3. Qualcomm could be taken private first

Paul Jacobs, Qualcomm's former chairman and CEO, was ousted from the board in mid-March after clashing with the board over a plan to take the chipmaker private in a $90 billion deal. However, Jacobs is still talking to strategic investors and sovereign wealth funds to take Qualcomm private.

Jacobs was a big supporter of the NXP bid, but he claimed that Qualcomm's original $110 offer was a "fair" price last September. His thoughts on Qualcomm's higher bid and Broadcom's nixed deal are less clear, but $90 billion isn't much higher than Qualcomm's current market cap of $82.5 billion, and certainly doesn't include NXP.
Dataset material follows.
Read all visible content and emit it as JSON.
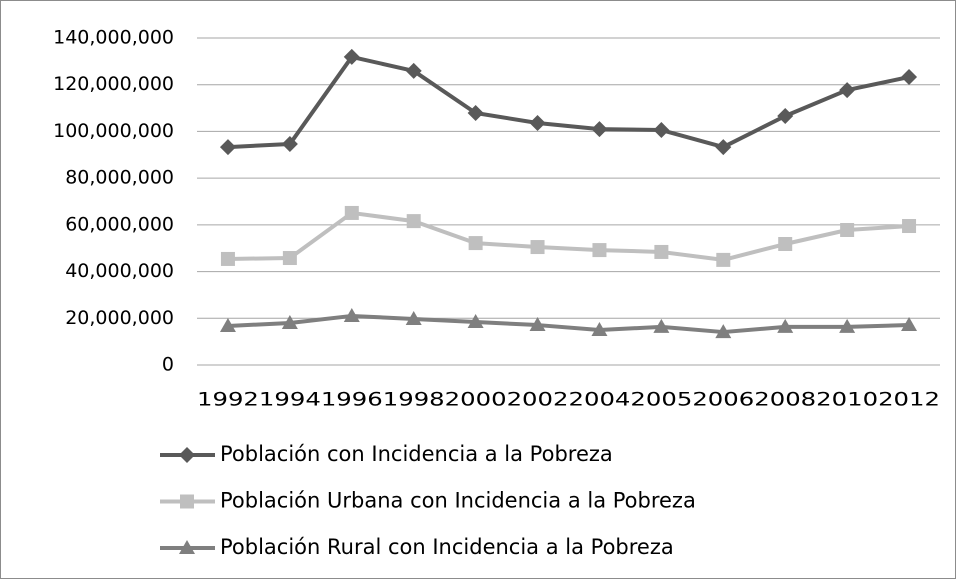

Jacobs' go-private bid is a long shot. However, Qualcomm's directors nearly lost control of the board to Broadcom's proposed replacements before Trump's eleventh-hour intervention, so investors might be willing to give Jacobs a shot at shaking things up. Whether or not Jacobs will still pursue NXP is anyone's guess.

The bottom line

Earlier this year, Qualcomm boldly promised that it could grow its fiscal 2019 sales by about 60% and more than double its EPS if the Broadcom bid was blocked. Qualcomm claimed that it could achieve this by settling its litigation with Apple, implementing a $1 billion cost reduction plan, and closing the NXP deal.

However, the aforementioned problems could easily push the NXP deal back to fiscal 2019 and beyond. If that happens, Qualcomm's business could sputter out as its chip sales decelerate and its licensing unit is picked apart by litigation and fines.